W meczu na szczycie Ligi Dolnośląskiej Juniorów Starszych piłkarze KGHM ZANAM Polkowice ulegli Chrobremu Głogów 0:2. Po 5. kolejkach polkowiczanie zajmują czwarte miejsce w tabeli.

KGHM ZANAM Polkowice – Chrobry Głogów 0:2

KGHM ZANAM Polkowice: Kopaniecki – Malawski, Kielar , Stettler, Medyński -Olszewski, Cichy, Kopeć, Osiadły – Kobyliński, Ciupka

Na zmiany wchodzili: Sobczyk, Pilewski

 

Lepiej do warunków panujących na murawie przystosowali się goście, którzy na mokrej, grząskiej płycie boiska czuli się jak ryba w wodzie. Składne akcje Chrobrego i bierność w poczynaniach ofensywnych i defensywnych zawodników z Polkowic były widoczne w pierwszej części meczu. Konsekwencją letargu gospodarzy była bramka zdobyta z rzutu rożnego ale i to nie podziałało na miejscowych otrzeźwiająco. Jedyną okazję do wyrównania pod koniec pierwszej części meczu miał Ciupka ale w sytuacji sam na sam z bramkarzem lepszy okazał się ten drugi broniąc strzał napastnika. 1:0 do przerwy dla Chrobrego.

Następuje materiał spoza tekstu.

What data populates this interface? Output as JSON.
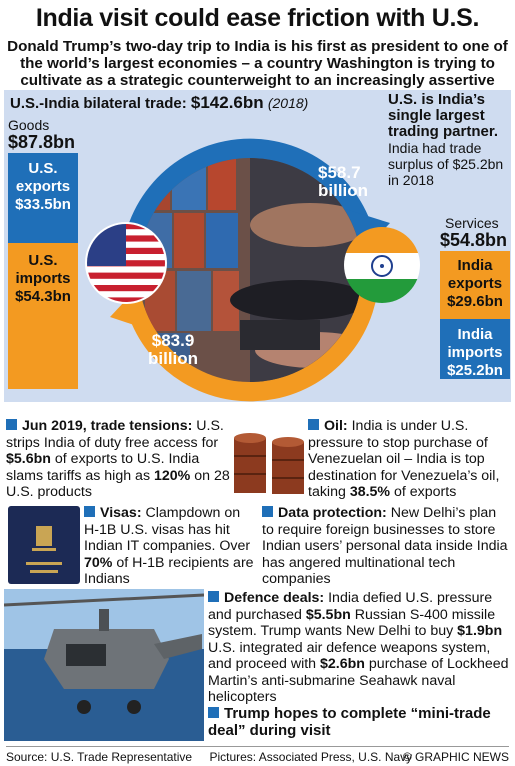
{
  "header": {
    "title": "India visit could ease friction with U.S.",
    "subtitle": "Donald Trump’s two-day trip to India is his first as president to one of the world’s largest economies – a country Washington is trying to cultivate as a strategic counterweight to an increasingly assertive China"
  },
  "trade": {
    "label_prefix": "U.S.-India bilateral trade:",
    "total": "$142.6bn",
    "year": "(2018)",
    "goods_label": "Goods",
    "goods_total": "$87.8bn",
    "us_exports_label": "U.S. exports",
    "us_exports_value": "$33.5bn",
    "us_imports_label": "U.S. imports",
    "us_imports_value": "$54.3bn",
    "services_label": "Services",
    "services_total": "$54.8bn",
    "india_exports_label": "India exports",
    "india_exports_value": "$29.6bn",
    "india_imports_label": "India imports",
    "india_imports_value": "$25.2bn",
    "arrow_top_value": "$58.7",
    "arrow_top_unit": "billion",
    "arrow_bottom_value": "$83.9",
    "arrow_bottom_unit": "billion"
  },
  "partner": {
    "heading": "U.S. is India’s single largest trading partner.",
    "text": "India had trade surplus of $25.2bn in 2018"
  },
  "sections": {
    "trade_tensions": {
      "heading": "Jun 2019, trade tensions:",
      "t1": "U.S. strips India of duty free access for",
      "v1": "$5.6bn",
      "t2": "of exports to U.S. India slams tariffs as high as",
      "v2": "120%",
      "t3": "on 28 U.S. products"
    },
    "oil": {
      "heading": "Oil:",
      "t1": "India is under U.S. pressure to stop purchase of Venezuelan oil – India is top destination for Venezuela’s oil, taking",
      "v1": "38.5%",
      "t2": "of exports"
    },
    "visas": {
      "heading": "Visas:",
      "t1": "Clampdown on H-1B U.S. visas has hit Indian IT companies. Over",
      "v1": "70%",
      "t2": "of H-1B recipients are Indians"
    },
    "data_protection": {
      "heading": "Data protection:",
      "t1": "New Delhi’s plan to require foreign businesses to store Indian users’ personal data inside India has angered multinational tech companies"
    },
    "defence": {
      "heading": "Defence deals:",
      "t1": "India defied U.S. pressure and purchased",
      "v1": "$5.5bn",
      "t2": "Russian S-400 missile system. Trump wants New Delhi to buy",
      "v2": "$1.9bn",
      "t3": "U.S. integrated air defence weapons system, and proceed with",
      "v3": "$2.6bn",
      "t4": "purchase of Lockheed Martin’s anti-submarine Seahawk naval helicopters"
    },
    "mini_deal": {
      "heading": "Trump hopes to complete “mini-trade deal” during visit"
    }
  },
  "footer": {
    "source": "Source: U.S. Trade Representative",
    "pictures": "Pictures: Associated Press, U.S. Navy",
    "credit": "© GRAPHIC NEWS"
  },
  "colors": {
    "blue": "#1f6fb8",
    "orange": "#f39a21",
    "panel": "#cfdcf0"
  }
}
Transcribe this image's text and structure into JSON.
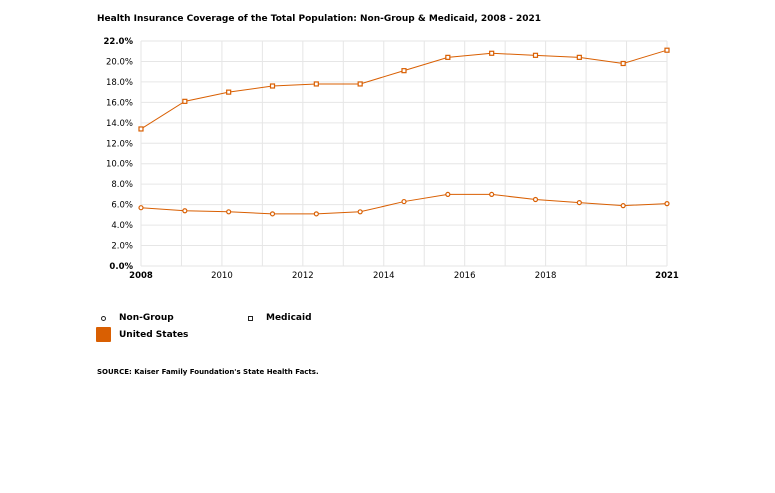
{
  "chart_data": {
    "type": "line",
    "title": "Health Insurance Coverage of the Total Population: Non-Group & Medicaid, 2008 - 2021",
    "x": [
      2008,
      2009,
      2010,
      2011,
      2012,
      2013,
      2014,
      2015,
      2016,
      2017,
      2018,
      2019,
      2020,
      2021
    ],
    "x_ticks": [
      "2008",
      "2010",
      "2012",
      "2014",
      "2016",
      "2018",
      "2021"
    ],
    "y_ticks": [
      "0.0%",
      "2.0%",
      "4.0%",
      "6.0%",
      "8.0%",
      "10.0%",
      "12.0%",
      "14.0%",
      "16.0%",
      "18.0%",
      "20.0%",
      "22.0%"
    ],
    "ylim": [
      0,
      22
    ],
    "xlim": [
      2008,
      2021
    ],
    "grid": true,
    "series": [
      {
        "name": "Non-Group",
        "marker": "circle",
        "values": [
          5.7,
          5.4,
          5.3,
          5.1,
          5.1,
          5.3,
          6.3,
          7.0,
          7.0,
          6.5,
          6.2,
          5.9,
          6.1,
          null
        ]
      },
      {
        "name": "Medicaid",
        "marker": "square",
        "values": [
          13.4,
          16.1,
          17.0,
          17.6,
          17.8,
          17.8,
          19.1,
          20.4,
          20.8,
          20.6,
          20.4,
          19.8,
          21.1,
          null
        ]
      }
    ],
    "line_color": "#d95f02",
    "marker_stroke": "#d95f02",
    "grid_color": "#e6e6e6"
  },
  "legend": {
    "non_group_label": "Non-Group",
    "medicaid_label": "Medicaid",
    "region_label": "United States",
    "region_color": "#d95f02"
  },
  "source": "SOURCE: Kaiser Family Foundation's State Health Facts."
}
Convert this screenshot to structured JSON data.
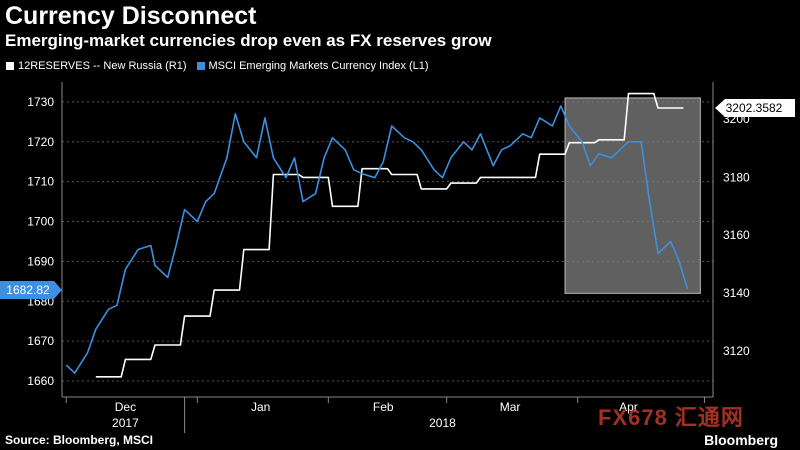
{
  "title": "Currency Disconnect",
  "subtitle": "Emerging-market currencies drop even as FX reserves grow",
  "source": "Source: Bloomberg, MSCI",
  "brand": "Bloomberg",
  "watermark": "FX678 汇通网",
  "colors": {
    "background": "#000000",
    "reserves": "#ffffff",
    "msci": "#3d8fe0",
    "highlight": "#808080"
  },
  "chart_data": {
    "type": "line",
    "legend": [
      "12RESERVES -- New Russia (R1)",
      "MSCI Emerging Markets Currency Index (L1)"
    ],
    "x_ticks": [
      "Dec",
      "Jan",
      "Feb",
      "Mar",
      "Apr"
    ],
    "x_year_labels": [
      "2017",
      "2018"
    ],
    "left_axis": {
      "ticks": [
        1660,
        1670,
        1680,
        1690,
        1700,
        1710,
        1720,
        1730
      ],
      "range": [
        1656,
        1735
      ]
    },
    "right_axis": {
      "ticks": [
        3120,
        3140,
        3160,
        3180
      ],
      "range": [
        3104,
        3213
      ]
    },
    "last_value_labels": {
      "msci": "1682.82",
      "reserves": "3202.3582",
      "reserves_partial": "3200"
    },
    "highlight_box": {
      "x_start": "2018-03-29",
      "x_end": "2018-04-30",
      "y_start_left": 1682,
      "y_end_left": 1731
    },
    "series": [
      {
        "name": "12RESERVES -- New Russia (R1)",
        "axis": "right",
        "color": "#ffffff",
        "x": [
          "2017-12-08",
          "2017-12-14",
          "2017-12-15",
          "2017-12-21",
          "2017-12-22",
          "2017-12-28",
          "2017-12-29",
          "2018-01-04",
          "2018-01-05",
          "2018-01-11",
          "2018-01-12",
          "2018-01-18",
          "2018-01-19",
          "2018-01-25",
          "2018-01-26",
          "2018-02-01",
          "2018-02-02",
          "2018-02-08",
          "2018-02-09",
          "2018-02-15",
          "2018-02-16",
          "2018-02-22",
          "2018-02-23",
          "2018-03-01",
          "2018-03-02",
          "2018-03-08",
          "2018-03-09",
          "2018-03-15",
          "2018-03-16",
          "2018-03-22",
          "2018-03-23",
          "2018-03-29",
          "2018-03-30",
          "2018-04-05",
          "2018-04-06",
          "2018-04-12",
          "2018-04-13",
          "2018-04-19",
          "2018-04-20",
          "2018-04-26"
        ],
        "values": [
          3111,
          3111,
          3117,
          3117,
          3122,
          3122,
          3132,
          3132,
          3141,
          3141,
          3155,
          3155,
          3181,
          3181,
          3180,
          3180,
          3170,
          3170,
          3183,
          3183,
          3181,
          3181,
          3176,
          3176,
          3178,
          3178,
          3180,
          3180,
          3180,
          3180,
          3188,
          3188,
          3192,
          3192,
          3193,
          3193,
          3209,
          3209,
          3204,
          3204
        ]
      },
      {
        "name": "MSCI Emerging Markets Currency Index (L1)",
        "axis": "left",
        "color": "#3d8fe0",
        "x": [
          "2017-12-01",
          "2017-12-03",
          "2017-12-06",
          "2017-12-08",
          "2017-12-11",
          "2017-12-13",
          "2017-12-15",
          "2017-12-18",
          "2017-12-21",
          "2017-12-22",
          "2017-12-25",
          "2017-12-27",
          "2017-12-29",
          "2018-01-01",
          "2018-01-03",
          "2018-01-05",
          "2018-01-08",
          "2018-01-10",
          "2018-01-12",
          "2018-01-15",
          "2018-01-17",
          "2018-01-19",
          "2018-01-22",
          "2018-01-24",
          "2018-01-26",
          "2018-01-29",
          "2018-01-31",
          "2018-02-02",
          "2018-02-05",
          "2018-02-07",
          "2018-02-09",
          "2018-02-12",
          "2018-02-14",
          "2018-02-16",
          "2018-02-19",
          "2018-02-21",
          "2018-02-23",
          "2018-02-26",
          "2018-02-28",
          "2018-03-02",
          "2018-03-05",
          "2018-03-07",
          "2018-03-09",
          "2018-03-12",
          "2018-03-14",
          "2018-03-16",
          "2018-03-19",
          "2018-03-21",
          "2018-03-23",
          "2018-03-26",
          "2018-03-28",
          "2018-03-30",
          "2018-04-02",
          "2018-04-04",
          "2018-04-06",
          "2018-04-09",
          "2018-04-11",
          "2018-04-13",
          "2018-04-16",
          "2018-04-18",
          "2018-04-20",
          "2018-04-23",
          "2018-04-25",
          "2018-04-27"
        ],
        "values": [
          1664,
          1662,
          1667,
          1673,
          1678,
          1679,
          1688,
          1693,
          1694,
          1689,
          1686,
          1694,
          1703,
          1700,
          1705,
          1707,
          1716,
          1727,
          1720,
          1716,
          1726,
          1716,
          1711,
          1716,
          1705,
          1707,
          1716,
          1721,
          1718,
          1713,
          1712,
          1711,
          1715,
          1724,
          1721,
          1720,
          1718,
          1713,
          1711,
          1716,
          1720,
          1718,
          1722,
          1714,
          1718,
          1719,
          1722,
          1721,
          1726,
          1724,
          1729,
          1724,
          1720,
          1714,
          1717,
          1716,
          1718,
          1720,
          1720,
          1705,
          1692,
          1695,
          1690,
          1683
        ]
      }
    ]
  }
}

Początek drugiej odsłony to napór gospodarzy, którzy za wszelką cenę chcieli wyrównać stan meczu. W poczynaniach ofensywnych zielono-czarnych brakowało jednak jakości, zespołowych akcji. Dwa strzały z dystansu Cichego i Osiadłego, jedna piłka prostopadła do Kobylińskiego i strzał kończący akcję oraz sytuacja Medyńskiego z rzutu rożnego to za mało na mądrze grających gości. Chrobry przetrwał napór i w końcówce meczu dobił gospodarz, którzy wykonywali rzut rożny a kontra po przechwycie piłki Chrobrego kończy się zdobyciem bramki.

 

Trener Andrzej Wójcik: Trudno opisać to co się stało w tym spotkaniu. Tracimy kolejne punkty u siebie a zawodnicy szczególnie w pierwszych 45 minutach wyglądali jakby spotkali się na spotkaniu towarzyskim przy ciepłej kawie. Na boisku leżały koszulki bez wkładów bo większość z nas wybrała cieplejszą szatnię. Kiedy wydaje się że łapiemy rytm po ostatnich wygranych na wyjeździe, po raz kolejny lejemy na głowy zimny prysznic. Męska rozmowa w przerwie tylko na chwilę obudziła morale i honor zawodników ale to nie przełożyło się zdobycz punktową .W przerwie zimowej (plany już trwają) mamy zaklepane dwa sparingi w Niemczech z Energii Cottbus i BAK Berlin. Tylko zastanawiam się czy z takim podejściem zawodników pojedziemy tam po solidne lanie i zbieranie doświadczeń, bo znając Niemców nie będzie to spacerek. Wracając do meczu ewidentnie zabrakło piłkarskiego podejścia, złapania „byka za rogi”, charakteru i determinacji. W szatni mówiliśmy, że w razie wygranej wchodzimy na druga pozycję w tabeli ale i to nie działa na wyobraźnię części naszego zespołu. To co może zmotywować zawodników? W zespole potrzeba świeżej krwi oraz zawodników zainfekowanych obsesją wygrywania. Nie ma ludzi, których nie można zastąpić.